The explosion of the Nagasaki torpedo was picked up by several dozen sonobuoys floating below the orbiting P3 Orion at the western strait mouth. The sonar technician shared a look with the ASW officer. The explosion detections were all at the position of the submarine contact they had tracked as the 688class USS Phoenix. There was nothing the airplane could do except continue the effort to find the Destiny-class if and when it outchopped the Med. The ASW officer, hoping for good luck, and needing to do something, ordered the spinup of the Mark 52 torpedo nestled in the weapon bay beneath the wings. When the torpedo was warm, its computer asked for target coordinates. The ASW officer, frustrated, was unable to answer the question.
Sharef looked back to the chart table to see their progress through the strait, debating with himself whether he should increase speed, finally deciding against it out of unwillingness to generate a louder sound-signature with the aircraft so close. Behind him, on the fifth and sixth sensor-display consoles, lines of noise intensity jumped and danced as the ship’s hull arrays picked up the propulsors of the American Mark 50 torpedoes orbiting at the mouth of the strait, as yet unnoticed by the officers at the consoles, who had been suddenly distracted by the indication of a dozen sonobuoys that had just splashed into the water above them.
Sharef’s mouth opened to order evasive action when Tawkidi, his eyes wide, his characteristic calm cracking, announced the next jumping graph on the display, much worse than sonobuoys: “Low aircraft overhead, sir, looks like he’s got a positive detection.”
Two sonar techs and the ASW officer of the midchannel P-3 Orion leaned over the central console, reviewing the incoming data from the last field of sonobuoys dropped five minutes earlier.
“That’s him,” the sonar tech said.
“One last volley, about here,” Lieutenant Commander Quaid said, speaking into a lip-mike intercom to the pilots up forward.

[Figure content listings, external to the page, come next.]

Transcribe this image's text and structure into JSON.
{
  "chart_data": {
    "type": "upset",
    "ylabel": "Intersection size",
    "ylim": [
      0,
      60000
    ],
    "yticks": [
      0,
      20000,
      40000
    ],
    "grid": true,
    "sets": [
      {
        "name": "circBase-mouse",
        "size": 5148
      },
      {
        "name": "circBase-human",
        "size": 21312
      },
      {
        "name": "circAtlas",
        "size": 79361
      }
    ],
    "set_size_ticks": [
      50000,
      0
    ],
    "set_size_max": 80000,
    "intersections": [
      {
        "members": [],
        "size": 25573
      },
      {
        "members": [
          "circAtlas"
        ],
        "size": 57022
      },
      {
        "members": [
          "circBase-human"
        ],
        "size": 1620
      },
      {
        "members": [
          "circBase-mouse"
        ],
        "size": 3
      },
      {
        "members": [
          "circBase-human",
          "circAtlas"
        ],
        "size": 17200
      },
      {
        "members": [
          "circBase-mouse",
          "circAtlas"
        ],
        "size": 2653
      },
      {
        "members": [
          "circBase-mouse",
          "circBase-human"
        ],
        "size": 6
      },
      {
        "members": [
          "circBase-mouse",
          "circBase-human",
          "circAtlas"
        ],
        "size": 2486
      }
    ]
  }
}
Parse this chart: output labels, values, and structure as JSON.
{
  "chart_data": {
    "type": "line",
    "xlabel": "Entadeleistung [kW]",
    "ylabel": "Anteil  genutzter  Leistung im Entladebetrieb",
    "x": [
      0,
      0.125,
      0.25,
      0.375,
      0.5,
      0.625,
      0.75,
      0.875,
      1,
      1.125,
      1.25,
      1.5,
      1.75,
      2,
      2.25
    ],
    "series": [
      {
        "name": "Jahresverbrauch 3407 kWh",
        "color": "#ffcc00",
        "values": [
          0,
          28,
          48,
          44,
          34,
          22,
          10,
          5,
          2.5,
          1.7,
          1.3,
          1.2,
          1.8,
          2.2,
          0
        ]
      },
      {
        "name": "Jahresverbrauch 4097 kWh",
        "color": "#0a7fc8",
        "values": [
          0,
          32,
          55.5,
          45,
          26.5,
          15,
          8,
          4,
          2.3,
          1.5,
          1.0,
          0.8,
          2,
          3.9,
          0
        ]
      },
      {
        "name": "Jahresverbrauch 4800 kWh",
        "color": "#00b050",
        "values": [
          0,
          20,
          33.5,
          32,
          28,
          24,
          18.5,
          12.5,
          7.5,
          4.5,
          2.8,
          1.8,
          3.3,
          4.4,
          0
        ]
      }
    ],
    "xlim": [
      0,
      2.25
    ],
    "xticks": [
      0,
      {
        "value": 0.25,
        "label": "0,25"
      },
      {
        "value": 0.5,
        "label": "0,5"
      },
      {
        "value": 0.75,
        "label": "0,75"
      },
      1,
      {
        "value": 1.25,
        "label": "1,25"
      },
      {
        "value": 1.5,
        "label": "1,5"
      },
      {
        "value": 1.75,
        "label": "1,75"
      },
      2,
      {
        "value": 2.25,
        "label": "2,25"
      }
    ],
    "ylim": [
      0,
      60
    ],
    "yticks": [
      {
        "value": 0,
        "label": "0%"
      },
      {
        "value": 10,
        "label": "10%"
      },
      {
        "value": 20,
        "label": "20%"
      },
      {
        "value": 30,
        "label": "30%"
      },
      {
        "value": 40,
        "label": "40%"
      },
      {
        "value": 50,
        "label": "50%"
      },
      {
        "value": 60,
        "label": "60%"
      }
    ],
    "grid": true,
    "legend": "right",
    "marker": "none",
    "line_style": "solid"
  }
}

The plane turned, pulling many more g’s in the turn than its ungainly turboprop appearance would indicate. Quaid held himself on a handhold as the plane lumbered back around to the south, watching the displays as the next round of sonobuoys dropped out of the plane’s belly and splashed into the water below. The console display curves filled the display, the lines incomprehensible to the uninitiated but full of detail and luscious information to the fraternity of flying antisubmarine warriors.
“Definite contact. Destiny submarine. Lock-in solution, shift to internal power and prepare to drop.”
“Weapon ready, solution set.”
“Skipper, ASW, target located and confirmed. Right turn now to zero one five. Request release.”
“Turning now … on zero one five. Permission to release.”
“Drop!”
“She’s down.”
The aircraft, glinting silver in the moonlight, dropped its payload into the strait, the torpedo looking like a large bomb as it separated from the P-3 and dived nose-first toward the black waves, a parachute popping astern to slow its entry into the water. A flash of phosphorus foam, and the torpedo vanished.